Yep. The Big Holiday Season is almost upon us. And there will be lots of parties for people of every ilk. Work parties, client parties, Christmas parties, Hannukah gatherings, Kwanzaa celebrations, New Year’s Eve (and Day) festivities, community events… No matter who you are, you’ll probably be expected to attend more than one.
And even if you like parties, attending these parties alone can be a challenge for some people. I’m one of those people. I like parties just fine, but I don’t like going alone. Not having an escort is one of those times when being single can suck. I need someone to hold my hand through these things. So I have a few “rules”; here’s how I manage to navigate these parties alone, without crying:
- Looking cute. I put in a little more effort to make sure I look better than usual. Feeling like I look good boosts my confidence. And confidence is a good thing to have at a party. But by “looking better than usual”, I don’t mean over-dressing or obsessing about my appearance. I mean wearing a favorite outfit that I already know looks good on me. And then I add an interesting piece of jewelry and great shoes. Not only do they add to the “cute factor”, the jewelry and shoes have a job. I’m grateful that compliments about shoes and jewelry are often conversation starters. So, the person that approaches me to say “what a great necklace”, is one less person that I have to approach and clumsily try to start a conversation. They’ve taken the first step, which is so much easier.

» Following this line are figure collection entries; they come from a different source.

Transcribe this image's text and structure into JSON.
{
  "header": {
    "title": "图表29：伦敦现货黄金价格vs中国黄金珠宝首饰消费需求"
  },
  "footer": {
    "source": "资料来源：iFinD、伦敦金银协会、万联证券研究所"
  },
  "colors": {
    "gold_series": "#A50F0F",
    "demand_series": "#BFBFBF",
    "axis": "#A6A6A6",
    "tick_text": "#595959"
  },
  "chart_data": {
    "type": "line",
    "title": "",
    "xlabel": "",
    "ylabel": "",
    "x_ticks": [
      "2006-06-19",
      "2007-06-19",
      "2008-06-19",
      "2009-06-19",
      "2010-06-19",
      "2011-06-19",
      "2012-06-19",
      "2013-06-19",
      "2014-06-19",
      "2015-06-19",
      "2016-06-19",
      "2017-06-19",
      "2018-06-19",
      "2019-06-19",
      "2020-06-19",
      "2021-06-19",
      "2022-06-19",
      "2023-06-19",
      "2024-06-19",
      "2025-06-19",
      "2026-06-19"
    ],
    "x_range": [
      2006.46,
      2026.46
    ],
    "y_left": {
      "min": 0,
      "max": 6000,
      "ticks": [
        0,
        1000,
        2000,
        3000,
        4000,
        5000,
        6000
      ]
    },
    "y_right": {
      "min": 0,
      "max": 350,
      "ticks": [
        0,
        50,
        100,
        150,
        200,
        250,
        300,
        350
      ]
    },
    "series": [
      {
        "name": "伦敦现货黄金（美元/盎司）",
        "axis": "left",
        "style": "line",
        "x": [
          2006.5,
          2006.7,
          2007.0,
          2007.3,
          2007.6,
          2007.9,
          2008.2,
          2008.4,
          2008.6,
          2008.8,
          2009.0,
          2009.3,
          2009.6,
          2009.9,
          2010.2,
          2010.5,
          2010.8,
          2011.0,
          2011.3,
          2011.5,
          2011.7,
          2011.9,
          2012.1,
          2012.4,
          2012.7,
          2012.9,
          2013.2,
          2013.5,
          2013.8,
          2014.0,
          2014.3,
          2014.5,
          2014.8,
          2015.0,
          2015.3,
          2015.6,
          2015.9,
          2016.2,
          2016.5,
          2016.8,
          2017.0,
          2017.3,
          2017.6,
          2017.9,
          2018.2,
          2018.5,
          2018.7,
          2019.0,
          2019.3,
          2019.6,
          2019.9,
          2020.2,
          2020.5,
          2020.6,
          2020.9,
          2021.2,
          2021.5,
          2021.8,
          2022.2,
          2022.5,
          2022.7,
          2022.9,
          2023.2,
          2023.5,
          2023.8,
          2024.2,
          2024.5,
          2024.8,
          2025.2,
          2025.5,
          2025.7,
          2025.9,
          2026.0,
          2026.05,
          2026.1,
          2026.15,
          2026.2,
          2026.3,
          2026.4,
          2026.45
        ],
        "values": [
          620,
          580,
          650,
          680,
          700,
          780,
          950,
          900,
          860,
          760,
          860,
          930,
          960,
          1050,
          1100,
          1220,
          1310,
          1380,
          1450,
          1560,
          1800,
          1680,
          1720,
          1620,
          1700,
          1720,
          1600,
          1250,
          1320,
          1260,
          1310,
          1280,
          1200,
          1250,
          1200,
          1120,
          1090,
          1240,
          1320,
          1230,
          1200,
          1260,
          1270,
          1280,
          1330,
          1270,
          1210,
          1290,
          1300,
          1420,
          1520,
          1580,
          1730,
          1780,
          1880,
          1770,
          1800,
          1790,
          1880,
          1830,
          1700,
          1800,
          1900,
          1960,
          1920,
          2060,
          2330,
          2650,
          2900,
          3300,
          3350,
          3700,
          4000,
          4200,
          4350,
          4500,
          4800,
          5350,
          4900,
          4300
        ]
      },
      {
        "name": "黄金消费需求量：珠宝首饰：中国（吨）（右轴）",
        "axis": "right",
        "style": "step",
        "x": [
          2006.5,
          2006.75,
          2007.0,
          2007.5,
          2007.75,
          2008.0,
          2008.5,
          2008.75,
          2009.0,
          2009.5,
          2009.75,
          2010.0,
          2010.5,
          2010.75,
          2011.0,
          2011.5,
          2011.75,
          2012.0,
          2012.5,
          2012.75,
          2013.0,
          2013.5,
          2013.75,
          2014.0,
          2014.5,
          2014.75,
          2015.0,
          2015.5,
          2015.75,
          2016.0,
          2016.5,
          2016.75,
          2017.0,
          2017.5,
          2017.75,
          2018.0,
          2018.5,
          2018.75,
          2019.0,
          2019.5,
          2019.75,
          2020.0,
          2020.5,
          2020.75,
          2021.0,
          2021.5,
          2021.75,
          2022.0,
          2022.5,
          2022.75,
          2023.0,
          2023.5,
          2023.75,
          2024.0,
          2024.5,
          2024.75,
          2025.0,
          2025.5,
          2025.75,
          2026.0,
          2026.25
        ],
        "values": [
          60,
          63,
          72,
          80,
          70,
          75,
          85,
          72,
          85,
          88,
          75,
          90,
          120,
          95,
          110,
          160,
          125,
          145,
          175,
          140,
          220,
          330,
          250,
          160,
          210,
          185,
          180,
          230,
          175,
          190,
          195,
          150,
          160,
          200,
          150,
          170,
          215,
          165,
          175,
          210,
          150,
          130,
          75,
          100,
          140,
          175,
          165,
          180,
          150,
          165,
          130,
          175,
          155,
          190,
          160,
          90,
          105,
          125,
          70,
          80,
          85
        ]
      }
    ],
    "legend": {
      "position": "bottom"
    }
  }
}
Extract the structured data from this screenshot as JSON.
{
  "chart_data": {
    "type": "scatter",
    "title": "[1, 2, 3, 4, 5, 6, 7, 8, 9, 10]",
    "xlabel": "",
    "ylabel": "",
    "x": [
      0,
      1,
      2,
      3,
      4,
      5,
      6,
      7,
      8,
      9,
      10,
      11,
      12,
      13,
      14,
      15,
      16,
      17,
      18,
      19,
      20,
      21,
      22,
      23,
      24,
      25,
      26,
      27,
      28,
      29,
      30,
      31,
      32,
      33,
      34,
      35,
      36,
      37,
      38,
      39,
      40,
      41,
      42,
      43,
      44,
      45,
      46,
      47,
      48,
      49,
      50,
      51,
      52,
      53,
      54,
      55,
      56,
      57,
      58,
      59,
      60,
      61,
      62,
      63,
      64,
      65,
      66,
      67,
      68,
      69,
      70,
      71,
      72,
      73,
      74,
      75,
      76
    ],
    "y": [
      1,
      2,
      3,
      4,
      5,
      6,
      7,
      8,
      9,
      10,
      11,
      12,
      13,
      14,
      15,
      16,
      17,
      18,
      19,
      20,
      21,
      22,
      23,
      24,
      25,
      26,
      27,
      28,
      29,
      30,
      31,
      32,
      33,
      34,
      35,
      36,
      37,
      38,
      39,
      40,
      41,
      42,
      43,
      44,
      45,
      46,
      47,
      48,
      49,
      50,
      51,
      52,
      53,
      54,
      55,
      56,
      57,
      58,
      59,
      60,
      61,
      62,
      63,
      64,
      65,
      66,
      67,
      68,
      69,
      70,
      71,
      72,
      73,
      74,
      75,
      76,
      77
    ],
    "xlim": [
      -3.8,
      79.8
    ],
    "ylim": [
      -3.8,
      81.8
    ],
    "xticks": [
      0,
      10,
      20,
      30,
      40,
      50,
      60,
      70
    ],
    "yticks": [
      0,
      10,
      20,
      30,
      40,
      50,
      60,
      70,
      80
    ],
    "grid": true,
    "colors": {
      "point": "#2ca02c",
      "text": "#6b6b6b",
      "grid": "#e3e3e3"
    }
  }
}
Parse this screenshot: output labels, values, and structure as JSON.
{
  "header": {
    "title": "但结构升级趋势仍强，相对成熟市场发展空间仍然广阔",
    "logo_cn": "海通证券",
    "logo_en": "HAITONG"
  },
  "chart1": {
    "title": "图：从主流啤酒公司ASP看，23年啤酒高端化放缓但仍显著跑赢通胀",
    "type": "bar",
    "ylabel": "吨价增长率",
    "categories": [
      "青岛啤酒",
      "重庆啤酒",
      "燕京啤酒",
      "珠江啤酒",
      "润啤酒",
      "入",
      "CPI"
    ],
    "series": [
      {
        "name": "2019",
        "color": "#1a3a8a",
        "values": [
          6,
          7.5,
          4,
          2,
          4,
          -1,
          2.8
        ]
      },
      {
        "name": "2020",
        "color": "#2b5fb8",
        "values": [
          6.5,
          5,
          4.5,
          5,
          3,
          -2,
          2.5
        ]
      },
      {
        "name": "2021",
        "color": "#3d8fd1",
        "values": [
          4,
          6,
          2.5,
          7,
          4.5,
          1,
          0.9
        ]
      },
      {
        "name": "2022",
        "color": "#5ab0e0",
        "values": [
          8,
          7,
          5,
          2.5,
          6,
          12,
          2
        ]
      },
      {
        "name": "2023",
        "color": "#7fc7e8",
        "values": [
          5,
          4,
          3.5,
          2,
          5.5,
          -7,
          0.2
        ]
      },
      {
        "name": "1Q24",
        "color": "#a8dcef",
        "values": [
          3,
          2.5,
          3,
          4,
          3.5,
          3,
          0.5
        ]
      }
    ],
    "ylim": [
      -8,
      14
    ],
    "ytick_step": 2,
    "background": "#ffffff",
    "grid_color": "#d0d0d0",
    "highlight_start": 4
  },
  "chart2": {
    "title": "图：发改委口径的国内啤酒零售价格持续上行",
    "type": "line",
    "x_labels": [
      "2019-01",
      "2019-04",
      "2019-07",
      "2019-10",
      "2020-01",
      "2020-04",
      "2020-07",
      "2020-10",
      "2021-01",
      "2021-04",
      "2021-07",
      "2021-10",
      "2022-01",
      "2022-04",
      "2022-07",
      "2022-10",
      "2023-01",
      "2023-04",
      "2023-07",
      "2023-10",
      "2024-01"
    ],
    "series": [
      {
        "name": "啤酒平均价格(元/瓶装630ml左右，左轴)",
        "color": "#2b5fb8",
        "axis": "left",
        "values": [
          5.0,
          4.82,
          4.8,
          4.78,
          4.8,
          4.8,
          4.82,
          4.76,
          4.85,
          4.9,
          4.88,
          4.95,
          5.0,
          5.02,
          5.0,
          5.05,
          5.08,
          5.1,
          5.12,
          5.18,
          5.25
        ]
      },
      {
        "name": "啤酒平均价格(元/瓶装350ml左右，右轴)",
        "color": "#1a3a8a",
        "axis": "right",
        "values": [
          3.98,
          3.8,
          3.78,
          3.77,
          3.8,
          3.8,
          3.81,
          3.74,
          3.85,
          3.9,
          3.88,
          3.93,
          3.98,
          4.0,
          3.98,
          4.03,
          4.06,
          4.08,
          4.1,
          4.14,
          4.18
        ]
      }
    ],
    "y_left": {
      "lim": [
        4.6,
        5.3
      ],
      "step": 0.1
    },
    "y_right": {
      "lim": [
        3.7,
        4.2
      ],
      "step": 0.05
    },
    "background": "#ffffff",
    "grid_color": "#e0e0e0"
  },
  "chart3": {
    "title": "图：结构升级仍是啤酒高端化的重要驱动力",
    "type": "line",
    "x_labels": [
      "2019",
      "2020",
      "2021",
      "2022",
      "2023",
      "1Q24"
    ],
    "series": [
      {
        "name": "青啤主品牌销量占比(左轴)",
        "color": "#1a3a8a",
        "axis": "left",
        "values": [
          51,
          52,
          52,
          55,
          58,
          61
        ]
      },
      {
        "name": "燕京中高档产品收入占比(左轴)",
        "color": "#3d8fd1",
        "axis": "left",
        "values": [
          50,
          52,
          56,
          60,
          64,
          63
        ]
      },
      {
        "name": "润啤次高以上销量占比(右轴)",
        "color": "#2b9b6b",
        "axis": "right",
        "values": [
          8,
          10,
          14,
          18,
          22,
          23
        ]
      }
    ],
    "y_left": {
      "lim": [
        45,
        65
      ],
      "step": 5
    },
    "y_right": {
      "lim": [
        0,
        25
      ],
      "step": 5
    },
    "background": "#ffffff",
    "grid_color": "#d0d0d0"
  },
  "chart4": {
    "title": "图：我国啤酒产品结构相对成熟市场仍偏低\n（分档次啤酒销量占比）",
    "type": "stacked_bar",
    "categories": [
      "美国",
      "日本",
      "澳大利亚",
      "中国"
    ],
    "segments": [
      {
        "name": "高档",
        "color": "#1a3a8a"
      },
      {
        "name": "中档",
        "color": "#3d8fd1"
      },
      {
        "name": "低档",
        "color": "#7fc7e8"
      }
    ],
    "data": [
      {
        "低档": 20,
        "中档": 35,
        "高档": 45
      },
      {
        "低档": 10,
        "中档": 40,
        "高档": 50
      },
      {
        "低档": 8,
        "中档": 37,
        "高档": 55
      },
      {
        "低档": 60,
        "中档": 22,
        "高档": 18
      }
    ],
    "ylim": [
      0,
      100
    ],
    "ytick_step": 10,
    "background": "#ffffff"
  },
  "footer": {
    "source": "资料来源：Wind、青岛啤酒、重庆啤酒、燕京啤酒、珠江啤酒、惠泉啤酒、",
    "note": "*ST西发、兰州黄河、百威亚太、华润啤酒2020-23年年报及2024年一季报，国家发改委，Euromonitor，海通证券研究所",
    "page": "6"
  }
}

- Arriving at the right time. I try to find out as many details as I can. What time does the event begin and end? About what time will most people be there? Is it a party party or a dinner party? For a party party, I try to arrive at a time when I think the party will be in full swing. That way, I don’t have to awkwardly stand around by myself waiting for things to get started. If I arrive too early, I’m already ready to leave when the party’s heating up because I’ve been there too long by myself. Mingling in a crowd is easier and it’s not so obvious if you’re just standing around not yet talking to anyone. Plus there’s just more people to choose from and you might even see people you know. At most dinner parties, there’s usually a cocktail hour prior to being seated. I try to find out when dinner will actually be served and then arrive 1/2 hour before that. Again, it’s the stand-around-and-talk-to-people part that’s uncomfortable for me. Once I’m sitting down, I’m much better. If the host does the seating, I try to find out as soon as possible who I’m seated near. Hosts hate this, but I have been known to stealthily change my seat if I don’t like where I’m seated. Sorry, but they have to be people I want to sit with because I don’t have a Plus One to talk to.
- Finding people like me. By “people like me” I mean other people who came alone. There’s strength in numbers.
- Hanging out near the food/drink. People lined up for something to eat or drink are just chattier. Plus, holding a drink or plate of food gives me something to do with my hands…which, for some reason, is more of an issue that it should be.
So, I’m ready. If I haven’t found a Plus One (even a temporary one) by my next party invitation, I’ll put these guidelines to good use and will probably manage to have a good-enough time.
What tips can you share to make going to a party alone even more bearable…and maybe even lots of fun?